Lauren thought about it. She really did. She got up and ran water in the sink and put the dinner dishes in to soak. She came back and sat at the table.

“What would I do,” she said. “In Lafayette, what could I possibly do, other than drink tea with your mother?”

Sandy was holding her hand again. She had both of hers around one of Lauren's. Lauren was briefly aware of how alike the two of them were, their hands almost indistinguishable from one another. Blunt nails, dry cracked skin on the knuckles from frequent vigorous washing.

“You'd just help with my mother. I'd work—my old practice would be glad to have me back—and you'd make sure mom was okay. It wouldn't be too demanding, and mostly you could do whatever you wanted. It would be perfect. I'd feel better having my mother looked after by someone I love and trust, and you wouldn't have to find a crummy job someplace.” Sandy kept talking, her words speeding up and colliding with one another. Lauren had mostly stopped listening. She leaned back in her chair, pulling her hand from between Sandy's.

—

Sometimes an action you think is born of conviction, staunchness, taking a stand, is actually a simple product of fear of the unknown. At the time she was indignant. How dare Sandy even ask that of her, after everything Lauren had told her about her own mother? Did Sandy really think she would be content to be some combination of housewife and caretaker? How would it look, their happy little family? Lauren stuck in the house with a querulous old woman in the Louisiana heat while Sandy went out and made a living for them both? Absolutely not.

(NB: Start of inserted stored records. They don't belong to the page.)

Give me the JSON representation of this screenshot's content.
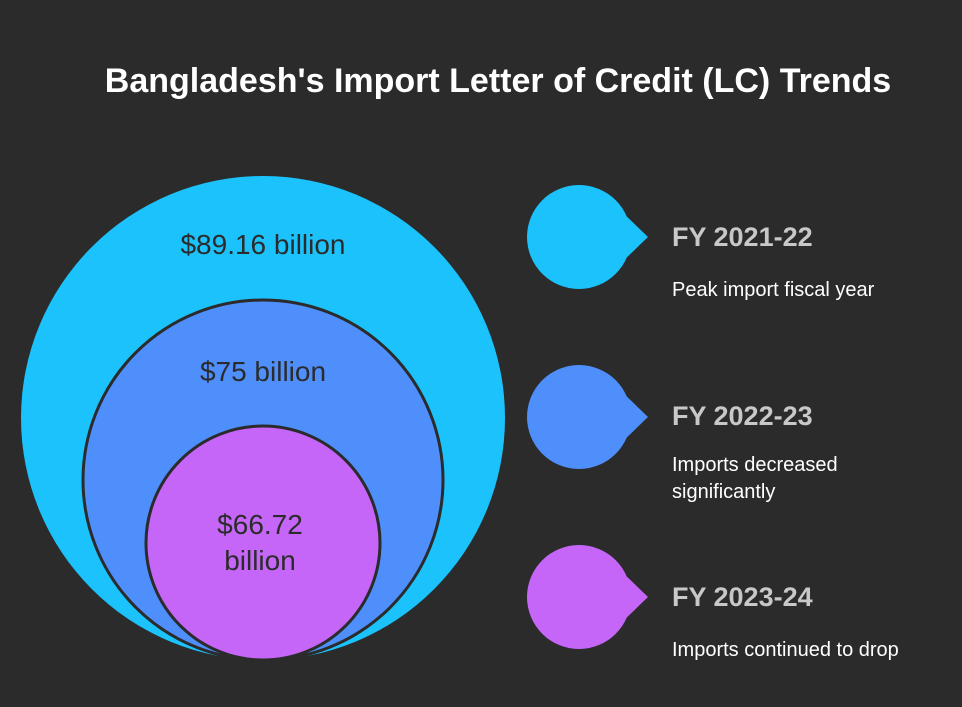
{
  "title": "Bangladesh's Import Letter of Credit (LC) Trends",
  "items": [
    {
      "amount": "$89.16 billion",
      "year": "FY 2021-22",
      "description": "Peak import fiscal year"
    },
    {
      "amount": "$75 billion",
      "year": "FY 2022-23",
      "description": "Imports decreased significantly"
    },
    {
      "amount": "$66.72 billion",
      "year": "FY 2023-24",
      "description": "Imports continued to drop"
    }
  ]
}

Lauren's self-righteous anger carried her through that fall. Work became awkward, and she slowly became aware of a growing suspicion that she'd been wrong, and cruel, and an idiot on top of that. But, she'd lived her entire life in one place. It was too late for her to reimagine herself as someone who could just pick up and leave. Louisiana wasn't real to her. It was a swamp.

—

Dr. Sandy was gone before the snow hit. On her last day at the clinic, they had a going away party. They hugged and Lauren said something, choked on tears. “We'll stay in touch. I'll call you. Maybe I can visit?” They were in the middle of a crowded room and Dr. Sandy kissed her full on the lips and shook her head. “That's not how it works with me,” she said. “I don't do halfways.”

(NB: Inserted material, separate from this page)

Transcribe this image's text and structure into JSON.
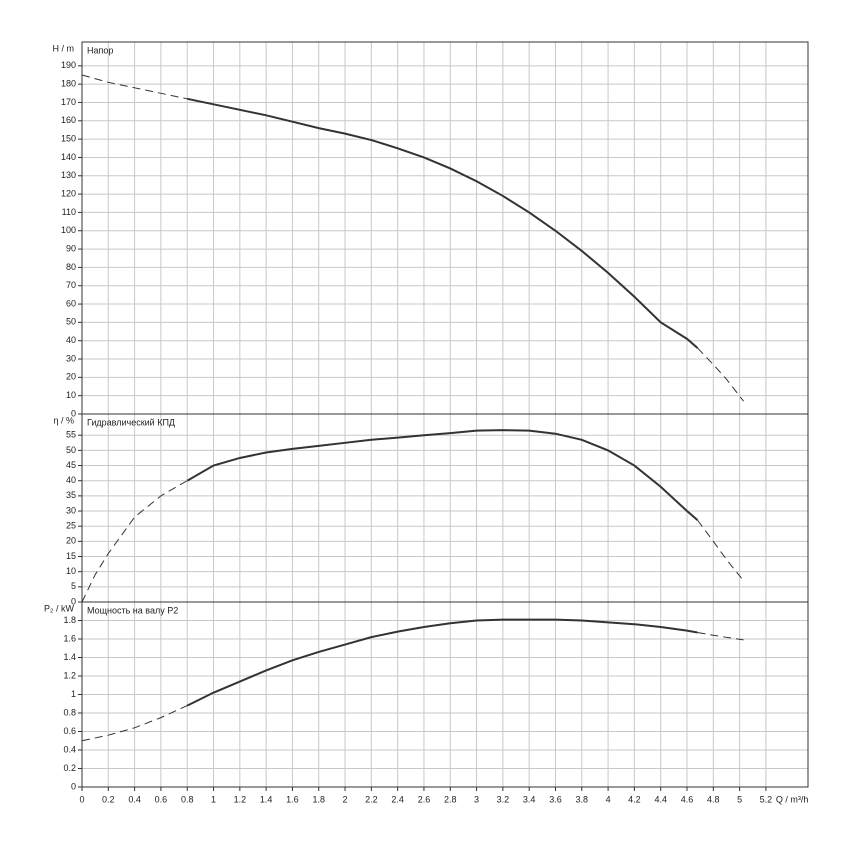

Then someone came and wished Dr. Sandy well and they were separated. Lauren watched her for a while. She was talking, laughing, even, holding a paper plate with a piece of cake on it. Dr. Sandy would be fine. It was written all over her. She was a woman who would make a good life for herself wherever she ended up. Lauren had the peculiar feeling that it was she who'd had her affections spurned, not the other way around. She never spoke to Dr. Sandy again.

—

No one had ever told Lauren that you could be in love and not know it until after the fact. It seemed like love, the very state of it, should be self-evident. That this wasn't always the case rendered the whole enterprise suspect. If you were in love and didn't know it, were you in love? If love didn't clearly reveal itself to all parties involved, did it even exist on this planet? Was love a thing or an idea or just a hope? Does love have gradations? Levels? Volumes? Variations in force or intensity? Or, is love, as it seemed like it should be, a perfect natural phenomenon like the homing instinct of salmon or the supreme vision of an osprey or the incredible tensile strength of spider's silk? Is love the human animal's one ceaseless, oft-neglected gift from the universe?